No entanto, mesmo imagens que não possuem informações sensíveis muitas vezes são obtidas sem consentimento de seus donos. Assim, a presença dessas imagens nessas bases fazem com que os modelos treinados nelas estejam em desacordo com os princípios: (i) da benevolência, que garante a preservação da privacidade; (ii) da justiça, pois cria um cenário competitivo injusto entre os modelos de IA e artistas humanos; e (iii) da explicabilidade, onde deve-se garantir a transparência e responsabilidade dos modelos, o que seria importante para termos evidência de plágio por parte dos modelos.

Esses três princípios: benevolência, justiça e explicabilidade, nos remetem ao campo de estudo do direito. Nessa área, a discussão é maior em torno da propriedade intelectual e direitos de uso de imagens presentes na internet e das imagens geradas pelos modelos. O problema é que a legislação atual não está bem posicionada ao cenário tecnológico em que vivemos. Assim, há uma série de casos já julgados, ou em processo de julgamento, que exemplificam o desafio da área.

Um caso famoso já julgado é o conhecido como Slater versus PETA, onde o direito de uma selfie tirada por um macaco estava em disputa (Northern District Of California, 2015). Slater, o fotógrafo, requereu os direitos da imagem, por tornar a captura da imagem possível. A PETA, organização de proteção aos animais, alegou que o macaco era o autor, por ter realmente tirado a foto. O tribunal inicialmente responsável pela ação decidiu que trabalhos produzidos pela natureza, plantas ou animais, não poderiam possuir copyrights (direito de propriedade intelectual), o que invalidou a sustentação da PETA. O caso terminou com um acordo entre as partes, em um tribunal de instância superior, onde Slater aceitou doar 25% dos ganhos com a foto para um grupo que protege macacos na Indonésia. Embora a decisão do primeiro tribunal não cita inteligências artificiais, o caso é importante, pois cria alguma referência para casos de imagens não geradas por humanos (Welle, 2015).
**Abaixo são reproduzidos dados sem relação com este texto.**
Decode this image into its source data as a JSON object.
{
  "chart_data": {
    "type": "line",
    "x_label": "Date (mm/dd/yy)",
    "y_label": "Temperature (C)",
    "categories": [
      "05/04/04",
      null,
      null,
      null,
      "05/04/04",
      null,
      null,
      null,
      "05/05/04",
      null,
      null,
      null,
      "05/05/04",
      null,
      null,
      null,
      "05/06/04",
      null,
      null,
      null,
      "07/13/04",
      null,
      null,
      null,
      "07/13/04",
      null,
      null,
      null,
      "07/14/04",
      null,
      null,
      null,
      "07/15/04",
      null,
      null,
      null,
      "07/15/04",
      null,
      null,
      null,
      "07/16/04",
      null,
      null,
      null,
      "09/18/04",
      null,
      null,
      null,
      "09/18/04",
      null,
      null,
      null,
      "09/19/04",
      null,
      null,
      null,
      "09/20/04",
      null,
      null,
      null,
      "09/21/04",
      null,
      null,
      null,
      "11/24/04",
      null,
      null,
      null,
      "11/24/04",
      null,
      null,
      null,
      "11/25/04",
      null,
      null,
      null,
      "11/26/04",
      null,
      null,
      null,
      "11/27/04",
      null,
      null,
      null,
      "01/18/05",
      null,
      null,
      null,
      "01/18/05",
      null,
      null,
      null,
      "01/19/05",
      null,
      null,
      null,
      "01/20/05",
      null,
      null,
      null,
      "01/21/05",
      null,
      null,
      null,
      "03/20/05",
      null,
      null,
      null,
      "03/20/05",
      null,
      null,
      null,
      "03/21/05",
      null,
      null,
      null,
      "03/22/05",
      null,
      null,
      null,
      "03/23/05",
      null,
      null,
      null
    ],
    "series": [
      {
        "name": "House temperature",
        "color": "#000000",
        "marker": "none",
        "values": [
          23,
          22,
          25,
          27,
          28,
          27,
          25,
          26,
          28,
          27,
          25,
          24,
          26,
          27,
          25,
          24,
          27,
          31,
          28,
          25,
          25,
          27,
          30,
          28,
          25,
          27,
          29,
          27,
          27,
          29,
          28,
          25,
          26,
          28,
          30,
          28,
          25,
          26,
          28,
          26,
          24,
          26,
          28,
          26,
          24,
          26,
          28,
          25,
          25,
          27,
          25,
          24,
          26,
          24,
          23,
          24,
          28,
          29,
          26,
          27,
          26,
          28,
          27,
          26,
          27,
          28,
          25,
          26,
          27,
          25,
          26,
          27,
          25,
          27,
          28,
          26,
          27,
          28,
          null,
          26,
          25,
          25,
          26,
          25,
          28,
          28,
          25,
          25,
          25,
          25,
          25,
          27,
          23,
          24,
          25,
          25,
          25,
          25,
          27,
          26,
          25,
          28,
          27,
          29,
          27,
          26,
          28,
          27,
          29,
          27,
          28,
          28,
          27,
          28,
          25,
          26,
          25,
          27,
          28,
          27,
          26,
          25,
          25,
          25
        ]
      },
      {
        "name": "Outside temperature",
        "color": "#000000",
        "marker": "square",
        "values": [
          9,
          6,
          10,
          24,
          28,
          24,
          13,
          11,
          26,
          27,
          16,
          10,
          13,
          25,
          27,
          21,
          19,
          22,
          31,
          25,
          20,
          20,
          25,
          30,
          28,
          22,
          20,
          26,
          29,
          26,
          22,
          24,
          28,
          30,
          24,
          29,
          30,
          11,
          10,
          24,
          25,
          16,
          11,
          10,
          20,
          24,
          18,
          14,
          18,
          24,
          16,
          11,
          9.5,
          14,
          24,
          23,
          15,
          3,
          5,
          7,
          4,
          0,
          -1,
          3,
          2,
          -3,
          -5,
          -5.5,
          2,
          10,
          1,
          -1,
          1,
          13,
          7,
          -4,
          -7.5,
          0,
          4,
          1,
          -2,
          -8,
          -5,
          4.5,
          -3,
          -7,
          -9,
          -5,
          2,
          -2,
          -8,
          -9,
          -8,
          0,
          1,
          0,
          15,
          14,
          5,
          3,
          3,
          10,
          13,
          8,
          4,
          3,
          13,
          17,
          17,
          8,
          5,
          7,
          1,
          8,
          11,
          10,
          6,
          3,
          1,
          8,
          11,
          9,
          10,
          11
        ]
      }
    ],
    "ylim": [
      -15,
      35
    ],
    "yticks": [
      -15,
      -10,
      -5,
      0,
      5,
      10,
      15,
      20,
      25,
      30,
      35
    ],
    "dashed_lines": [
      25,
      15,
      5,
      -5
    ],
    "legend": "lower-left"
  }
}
Em outro caso já julgado, Stephen Thaler não conseguiu registrar no escritório de direitos autorais dos EUA uma imagem gerada por IA. Ele fez tentativas de registro em 2019, 2020 e 2022, mas todas foram negadas. O escritório justificou a recusa citando a ausência de comprovação de autoria humana, fundamental para a concessão dos direitos. A decisão ainda destaca a necessidade de envolvimento humano substancial no processo criativo para tal registro (U.S. Copyright Office, 2022).
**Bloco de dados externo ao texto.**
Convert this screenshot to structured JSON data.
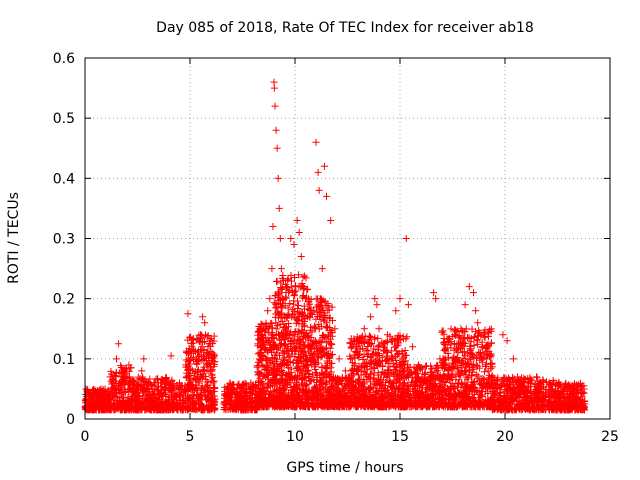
{
  "chart_data": {
    "type": "scatter",
    "title": "Day 085 of 2018, Rate Of TEC Index for receiver ab18",
    "xlabel": "GPS time / hours",
    "ylabel": "ROTI / TECUs",
    "xlim": [
      0,
      25
    ],
    "ylim": [
      0,
      0.6
    ],
    "x_ticks": [
      "0",
      "5",
      "10",
      "15",
      "20",
      "25"
    ],
    "y_ticks": [
      "0",
      "0.1",
      "0.2",
      "0.3",
      "0.4",
      "0.5",
      "0.6"
    ],
    "grid": true,
    "marker": "+",
    "marker_color": "#ff0000",
    "series": [
      {
        "name": "ROTI",
        "x": [
          0.05,
          0.4,
          0.8,
          1.2,
          1.5,
          1.6,
          1.8,
          2.3,
          2.7,
          2.8,
          3.2,
          3.6,
          4.1,
          4.5,
          4.8,
          4.9,
          5.1,
          5.3,
          5.5,
          5.6,
          5.7,
          5.8,
          5.9,
          6.1,
          6.8,
          7.0,
          7.4,
          7.9,
          8.3,
          8.5,
          8.7,
          8.8,
          8.9,
          8.95,
          9.0,
          9.02,
          9.05,
          9.1,
          9.15,
          9.2,
          9.25,
          9.3,
          9.35,
          9.4,
          9.6,
          9.8,
          9.95,
          10.1,
          10.2,
          10.3,
          10.4,
          10.5,
          10.6,
          10.7,
          10.8,
          10.9,
          11.0,
          11.1,
          11.15,
          11.2,
          11.3,
          11.4,
          11.5,
          11.7,
          11.9,
          12.1,
          12.4,
          12.7,
          13.0,
          13.3,
          13.6,
          13.8,
          13.9,
          14.0,
          14.2,
          14.4,
          14.6,
          14.8,
          15.0,
          15.1,
          15.2,
          15.3,
          15.4,
          15.6,
          16.0,
          16.4,
          16.6,
          16.7,
          16.9,
          17.3,
          17.6,
          17.9,
          18.1,
          18.3,
          18.5,
          18.6,
          18.7,
          18.9,
          19.2,
          19.5,
          19.9,
          20.1,
          20.4,
          20.6,
          20.9,
          21.2,
          21.5,
          21.8,
          22.1,
          22.4,
          22.8,
          23.1,
          23.4,
          23.7
        ],
        "y": [
          0.03,
          0.035,
          0.04,
          0.07,
          0.1,
          0.125,
          0.06,
          0.045,
          0.08,
          0.1,
          0.05,
          0.06,
          0.105,
          0.06,
          0.09,
          0.175,
          0.12,
          0.1,
          0.14,
          0.17,
          0.16,
          0.11,
          0.08,
          0.06,
          0.03,
          0.04,
          0.05,
          0.06,
          0.11,
          0.15,
          0.18,
          0.2,
          0.25,
          0.32,
          0.56,
          0.55,
          0.52,
          0.48,
          0.45,
          0.4,
          0.35,
          0.3,
          0.25,
          0.2,
          0.22,
          0.3,
          0.29,
          0.33,
          0.31,
          0.27,
          0.22,
          0.2,
          0.17,
          0.12,
          0.09,
          0.18,
          0.46,
          0.41,
          0.38,
          0.2,
          0.25,
          0.42,
          0.37,
          0.33,
          0.15,
          0.1,
          0.08,
          0.07,
          0.12,
          0.15,
          0.17,
          0.2,
          0.19,
          0.15,
          0.12,
          0.14,
          0.1,
          0.18,
          0.2,
          0.1,
          0.06,
          0.3,
          0.19,
          0.12,
          0.06,
          0.05,
          0.21,
          0.2,
          0.1,
          0.08,
          0.14,
          0.15,
          0.19,
          0.22,
          0.21,
          0.18,
          0.16,
          0.12,
          0.08,
          0.06,
          0.14,
          0.13,
          0.1,
          0.07,
          0.05,
          0.06,
          0.07,
          0.065,
          0.06,
          0.055,
          0.05,
          0.04,
          0.035,
          0.03
        ]
      }
    ],
    "clusters": [
      {
        "x": [
          0.0,
          1.2
        ],
        "y": [
          0.015,
          0.05
        ],
        "n": 260
      },
      {
        "x": [
          1.2,
          2.2
        ],
        "y": [
          0.015,
          0.09
        ],
        "n": 200
      },
      {
        "x": [
          2.2,
          4.2
        ],
        "y": [
          0.015,
          0.07
        ],
        "n": 380
      },
      {
        "x": [
          4.2,
          4.8
        ],
        "y": [
          0.015,
          0.06
        ],
        "n": 80
      },
      {
        "x": [
          4.8,
          6.2
        ],
        "y": [
          0.015,
          0.14
        ],
        "n": 320
      },
      {
        "x": [
          6.6,
          8.2
        ],
        "y": [
          0.015,
          0.06
        ],
        "n": 260
      },
      {
        "x": [
          8.2,
          9.0
        ],
        "y": [
          0.02,
          0.16
        ],
        "n": 260
      },
      {
        "x": [
          9.0,
          10.6
        ],
        "y": [
          0.02,
          0.24
        ],
        "n": 600
      },
      {
        "x": [
          10.6,
          11.8
        ],
        "y": [
          0.02,
          0.2
        ],
        "n": 380
      },
      {
        "x": [
          11.8,
          12.6
        ],
        "y": [
          0.02,
          0.07
        ],
        "n": 160
      },
      {
        "x": [
          12.6,
          15.4
        ],
        "y": [
          0.02,
          0.14
        ],
        "n": 700
      },
      {
        "x": [
          15.4,
          17.0
        ],
        "y": [
          0.02,
          0.09
        ],
        "n": 300
      },
      {
        "x": [
          17.0,
          19.4
        ],
        "y": [
          0.02,
          0.15
        ],
        "n": 560
      },
      {
        "x": [
          19.4,
          20.6
        ],
        "y": [
          0.015,
          0.07
        ],
        "n": 200
      },
      {
        "x": [
          20.6,
          22.6
        ],
        "y": [
          0.015,
          0.07
        ],
        "n": 340
      },
      {
        "x": [
          22.6,
          23.8
        ],
        "y": [
          0.015,
          0.06
        ],
        "n": 220
      }
    ]
  }
}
Um outro caso semelhante diz respeito a um livro ilustrado que recebeu uma proteção de direitos autorais limitada pelo escritório de direitos autorais dos EUA. Nesse caso, todas as imagens do livro foram geradas pelo software MidJourney, enquanto o texto foi gerado por um humano. Ao avaliar o trabalho, o escritório decidiu que o texto utilizado para gerar as imagens não era suficiente para constituir um trabalho independente do autor humano, Kris Kashtanova. Por causa disso, enquanto a parte narrativa da história possui os direitos intelectuais garantidos, por causa da origem humana, a parte visual do trabalho não pode receber o mesmo benefício (U.S. Copyright Office, 2023).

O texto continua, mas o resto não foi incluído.